Friday April 11, 2008

The UC Berkeley School of Law Dean Christopher Edley Jr. came to the defense this week of law professor John Yoo, author of one of the "torture memos” for the Bush administration, and said the controversial professor could not be fired.  

Yoo, who was deputy assistant attorney general in the Office of Legal Counsel at the U.S. Department of Justice from 2001 to 2003, helped establish an interrogation policy towards terrorism suspects for the Bush administration that many have decried as harsh and inhumane. 

While Edley said that he disagreed with Yoo's legal analysis of how prisoners could be treated, he nonetheless defended Yoo’s position as a tenured professor. Edley’s comments were posted Thursday on the school's website at www.law.berkeley.edu/news/2008/edley041008.html 

Calling Yoo “a very successful teacher,” Edley wrote, “Assuming one believes as I do that Professor Yoo offered bad ideas and even worse advice during his government service, that judgment alone would not warrant dismissal or even a potentially chilling inquiry.” 

Edley’s remarks came as a response to the urging of the National Lawyers Guild earlier this week calling for the dismissal of Yoo from the UC Berkeley law school. 

"John Yoo's complicity in establishing the policy that led to the torture of prisoners constitutes a war crime under the U.S. War Crimes Act," National Lawyers Guild President Marjorie Cohn was quoted as saying. 

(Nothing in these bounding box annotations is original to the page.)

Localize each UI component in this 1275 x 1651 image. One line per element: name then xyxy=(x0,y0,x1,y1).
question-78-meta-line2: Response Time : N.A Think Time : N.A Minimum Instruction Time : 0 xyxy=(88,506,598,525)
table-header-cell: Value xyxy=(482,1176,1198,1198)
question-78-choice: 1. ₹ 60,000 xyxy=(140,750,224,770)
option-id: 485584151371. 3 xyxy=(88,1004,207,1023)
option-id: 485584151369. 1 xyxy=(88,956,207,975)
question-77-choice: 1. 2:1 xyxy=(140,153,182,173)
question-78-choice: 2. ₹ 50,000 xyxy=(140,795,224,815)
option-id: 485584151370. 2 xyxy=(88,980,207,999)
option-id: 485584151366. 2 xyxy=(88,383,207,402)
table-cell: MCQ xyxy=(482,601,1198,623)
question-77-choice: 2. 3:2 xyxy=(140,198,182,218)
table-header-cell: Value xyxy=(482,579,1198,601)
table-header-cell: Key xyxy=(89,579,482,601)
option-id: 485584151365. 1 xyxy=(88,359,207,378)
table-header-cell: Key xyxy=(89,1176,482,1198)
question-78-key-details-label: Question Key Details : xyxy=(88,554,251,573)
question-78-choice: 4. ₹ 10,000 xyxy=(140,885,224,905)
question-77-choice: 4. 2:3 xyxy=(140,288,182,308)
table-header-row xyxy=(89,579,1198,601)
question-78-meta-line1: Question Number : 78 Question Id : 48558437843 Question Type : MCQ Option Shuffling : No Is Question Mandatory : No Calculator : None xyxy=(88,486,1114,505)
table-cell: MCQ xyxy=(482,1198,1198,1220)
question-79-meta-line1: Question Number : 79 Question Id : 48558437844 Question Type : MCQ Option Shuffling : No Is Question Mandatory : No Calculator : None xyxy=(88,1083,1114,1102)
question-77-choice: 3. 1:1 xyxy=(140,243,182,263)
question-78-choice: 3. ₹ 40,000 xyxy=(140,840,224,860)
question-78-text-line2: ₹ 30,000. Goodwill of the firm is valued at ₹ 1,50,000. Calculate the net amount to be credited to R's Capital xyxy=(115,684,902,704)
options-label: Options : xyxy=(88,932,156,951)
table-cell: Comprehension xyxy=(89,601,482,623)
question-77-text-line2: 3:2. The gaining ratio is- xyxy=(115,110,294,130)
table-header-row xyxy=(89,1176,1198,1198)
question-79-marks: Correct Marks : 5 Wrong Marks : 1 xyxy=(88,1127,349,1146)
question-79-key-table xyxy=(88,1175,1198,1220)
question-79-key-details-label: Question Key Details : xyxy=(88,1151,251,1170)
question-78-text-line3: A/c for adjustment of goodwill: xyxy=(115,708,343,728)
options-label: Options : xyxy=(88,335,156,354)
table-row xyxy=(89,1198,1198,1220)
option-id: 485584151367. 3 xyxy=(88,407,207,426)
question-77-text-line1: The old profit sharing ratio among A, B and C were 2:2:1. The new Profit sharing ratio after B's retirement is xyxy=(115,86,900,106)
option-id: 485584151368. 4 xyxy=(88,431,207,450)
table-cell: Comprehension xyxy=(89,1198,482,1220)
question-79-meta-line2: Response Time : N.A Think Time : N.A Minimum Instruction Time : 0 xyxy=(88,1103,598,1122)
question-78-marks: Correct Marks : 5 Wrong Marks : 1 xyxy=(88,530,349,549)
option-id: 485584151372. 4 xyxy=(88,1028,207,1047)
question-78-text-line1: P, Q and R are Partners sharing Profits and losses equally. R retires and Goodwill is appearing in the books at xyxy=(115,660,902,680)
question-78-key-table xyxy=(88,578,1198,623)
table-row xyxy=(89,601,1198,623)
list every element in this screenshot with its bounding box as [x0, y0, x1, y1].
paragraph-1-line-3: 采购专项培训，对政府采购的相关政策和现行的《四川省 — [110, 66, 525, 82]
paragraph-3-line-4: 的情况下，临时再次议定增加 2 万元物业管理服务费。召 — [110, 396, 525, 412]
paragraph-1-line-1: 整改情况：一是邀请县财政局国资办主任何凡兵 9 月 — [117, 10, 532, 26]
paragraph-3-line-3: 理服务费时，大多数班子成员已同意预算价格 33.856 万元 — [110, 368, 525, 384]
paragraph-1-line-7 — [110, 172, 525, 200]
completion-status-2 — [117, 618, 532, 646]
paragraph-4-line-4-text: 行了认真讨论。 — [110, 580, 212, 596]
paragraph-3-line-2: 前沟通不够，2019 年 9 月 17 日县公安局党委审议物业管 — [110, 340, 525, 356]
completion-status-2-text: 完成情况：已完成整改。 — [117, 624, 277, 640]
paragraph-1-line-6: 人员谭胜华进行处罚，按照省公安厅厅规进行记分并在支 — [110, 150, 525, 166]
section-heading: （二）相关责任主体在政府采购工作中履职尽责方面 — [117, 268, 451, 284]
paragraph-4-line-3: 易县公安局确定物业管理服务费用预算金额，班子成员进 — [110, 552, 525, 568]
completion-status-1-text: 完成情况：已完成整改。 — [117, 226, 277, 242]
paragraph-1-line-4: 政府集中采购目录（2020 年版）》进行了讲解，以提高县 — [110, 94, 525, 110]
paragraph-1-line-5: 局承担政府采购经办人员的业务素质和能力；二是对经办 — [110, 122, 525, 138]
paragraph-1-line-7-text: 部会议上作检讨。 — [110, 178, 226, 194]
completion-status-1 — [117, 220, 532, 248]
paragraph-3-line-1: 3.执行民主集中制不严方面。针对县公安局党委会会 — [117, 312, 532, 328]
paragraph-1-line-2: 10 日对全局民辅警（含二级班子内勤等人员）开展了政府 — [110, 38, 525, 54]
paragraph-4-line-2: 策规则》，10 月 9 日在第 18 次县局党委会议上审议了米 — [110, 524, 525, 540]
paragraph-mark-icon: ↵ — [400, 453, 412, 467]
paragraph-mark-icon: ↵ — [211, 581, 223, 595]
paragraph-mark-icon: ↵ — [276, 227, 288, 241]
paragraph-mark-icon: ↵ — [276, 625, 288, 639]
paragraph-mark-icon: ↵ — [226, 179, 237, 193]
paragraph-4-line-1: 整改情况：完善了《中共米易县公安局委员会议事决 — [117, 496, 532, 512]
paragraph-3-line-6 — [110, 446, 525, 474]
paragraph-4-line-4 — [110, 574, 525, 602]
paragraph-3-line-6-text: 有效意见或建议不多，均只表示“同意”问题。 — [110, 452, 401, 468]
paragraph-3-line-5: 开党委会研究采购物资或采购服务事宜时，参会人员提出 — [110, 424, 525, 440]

Yoo is scheduled to speak on Monday at the Bancroft Hotel, 2680 Bancroft Way, as part of the Berkeley Center for Law and Technology’s 2008 Privacy Lecture, focusing on the intersection between privacy and national security law. Yoo will be responding to remarks by keynote speaker David Cole, professor of law at Georgetown University Law Center. The lecture will begin at 4 p.m.